Your. You’re. Yore. Two of those are personal pronouns. One is a noun. (And, honestly, I don’t see the noun confused for the pronouns very often, myself — but the issue was brought up, so I’ll discuss it. That’s how I roll.)
Your is the second-person singular and plural possessive pronoun. “Watch your step.” It denotes a thing belonging to “you,” whether “you” is one person or many people. (I’ve written before about “thee/thou” and “ye.” Modern English has no separate second-person singular pronoun. “Thee/thou” went out of style. It’s all you, as they say.)
You’re is the contraction for “you are.” (I know you all know this, too, but I’m something of a completist so I’m saying it all again.) The apostrophe replaces the “a” from “are.” When you see an apostrophe, you can be sure the word is either a possessive or a contraction. (There are a very few exceptions to this, but that’s a different post, I think. I don’t want to muddy the waters here.)
Yore is a noun meaning “time past and especially long past.” (Thank you, Merriam-Webster’s Online Dictionary.) Nowadays it’s often used in a mock-nostalgic sense. It is also noted as being “chiefly literary.” In other words, you aren’t likely to find it in an article in Time Magazine. Interestingly, yore was an adverb in Middle English, but a noun in Old English. I’ll let you poke around on the internet and find out the details for yourselves if you’re so inclined.

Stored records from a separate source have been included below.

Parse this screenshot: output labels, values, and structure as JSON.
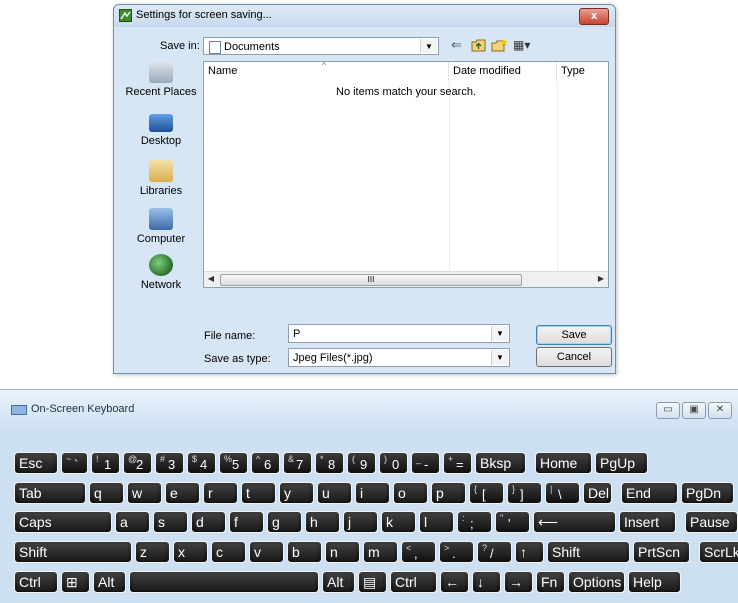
{
  "dialog": {
    "title": "Settings for screen saving...",
    "close_label": "x",
    "save_in_label": "Save in:",
    "save_in_value": "Documents",
    "toolbar_icons": [
      "back-arrow-icon",
      "up-folder-icon",
      "new-folder-icon",
      "view-menu-icon"
    ],
    "places": [
      {
        "label": "Recent Places",
        "icon": "recent-places-icon",
        "color": "#9aa8b8"
      },
      {
        "label": "Desktop",
        "icon": "desktop-icon",
        "color": "#2f6db8"
      },
      {
        "label": "Libraries",
        "icon": "libraries-icon",
        "color": "#e5c26a"
      },
      {
        "label": "Computer",
        "icon": "computer-icon",
        "color": "#5b88c4"
      },
      {
        "label": "Network",
        "icon": "network-icon",
        "color": "#3b8a3e"
      }
    ],
    "columns": [
      "Name",
      "Date modified",
      "Type"
    ],
    "empty_message": "No items match your search.",
    "scroll_grip": "III",
    "file_name_label": "File name:",
    "file_name_value": "P",
    "save_type_label": "Save as type:",
    "save_type_value": "Jpeg Files(*.jpg)",
    "save_button": "Save",
    "cancel_button": "Cancel"
  },
  "osk": {
    "title": "On-Screen Keyboard",
    "window_buttons": [
      "minimize-icon",
      "maximize-icon",
      "close-icon"
    ],
    "rows": [
      [
        {
          "k": "Esc"
        },
        {
          "k": "`",
          "s": "~"
        },
        {
          "k": "1",
          "s": "!"
        },
        {
          "k": "2",
          "s": "@"
        },
        {
          "k": "3",
          "s": "#"
        },
        {
          "k": "4",
          "s": "$"
        },
        {
          "k": "5",
          "s": "%"
        },
        {
          "k": "6",
          "s": "^"
        },
        {
          "k": "7",
          "s": "&"
        },
        {
          "k": "8",
          "s": "*"
        },
        {
          "k": "9",
          "s": "("
        },
        {
          "k": "0",
          "s": ")"
        },
        {
          "k": "-",
          "s": "_"
        },
        {
          "k": "=",
          "s": "+"
        },
        {
          "k": "Bksp"
        },
        {
          "k": "Home"
        },
        {
          "k": "PgUp"
        }
      ],
      [
        {
          "k": "Tab"
        },
        {
          "k": "q"
        },
        {
          "k": "w"
        },
        {
          "k": "e"
        },
        {
          "k": "r"
        },
        {
          "k": "t"
        },
        {
          "k": "y"
        },
        {
          "k": "u"
        },
        {
          "k": "i"
        },
        {
          "k": "o"
        },
        {
          "k": "p"
        },
        {
          "k": "[",
          "s": "{"
        },
        {
          "k": "]",
          "s": "}"
        },
        {
          "k": "\\",
          "s": "|"
        },
        {
          "k": "Del"
        },
        {
          "k": "End"
        },
        {
          "k": "PgDn"
        }
      ],
      [
        {
          "k": "Caps"
        },
        {
          "k": "a"
        },
        {
          "k": "s"
        },
        {
          "k": "d"
        },
        {
          "k": "f"
        },
        {
          "k": "g"
        },
        {
          "k": "h"
        },
        {
          "k": "j"
        },
        {
          "k": "k"
        },
        {
          "k": "l"
        },
        {
          "k": ";",
          "s": ":"
        },
        {
          "k": "'",
          "s": "\""
        },
        {
          "k": "⟵"
        },
        {
          "k": "Insert"
        },
        {
          "k": "Pause"
        }
      ],
      [
        {
          "k": "Shift"
        },
        {
          "k": "z"
        },
        {
          "k": "x"
        },
        {
          "k": "c"
        },
        {
          "k": "v"
        },
        {
          "k": "b"
        },
        {
          "k": "n"
        },
        {
          "k": "m"
        },
        {
          "k": ",",
          "s": "<"
        },
        {
          "k": ".",
          "s": ">"
        },
        {
          "k": "/",
          "s": "?"
        },
        {
          "k": "↑"
        },
        {
          "k": "Shift"
        },
        {
          "k": "PrtScn"
        },
        {
          "k": "ScrLk"
        }
      ],
      [
        {
          "k": "Ctrl"
        },
        {
          "k": "⊞"
        },
        {
          "k": "Alt"
        },
        {
          "k": ""
        },
        {
          "k": "Alt"
        },
        {
          "k": "▤"
        },
        {
          "k": "Ctrl"
        },
        {
          "k": "←"
        },
        {
          "k": "↓"
        },
        {
          "k": "→"
        },
        {
          "k": "Fn"
        },
        {
          "k": "Options"
        },
        {
          "k": "Help"
        }
      ]
    ]
  }
}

I’ll also note here that I’ve never gotten a request about your/you’re that included “yore” from a US writer — only from those in the UK or Canada (so far). I’m not sure what that says, aside from “US writers do not appear to be prone to using the word yore.”
In days of yore, your daily bread was made from grain you grew yourself. You’re in a much better position today, I dare say.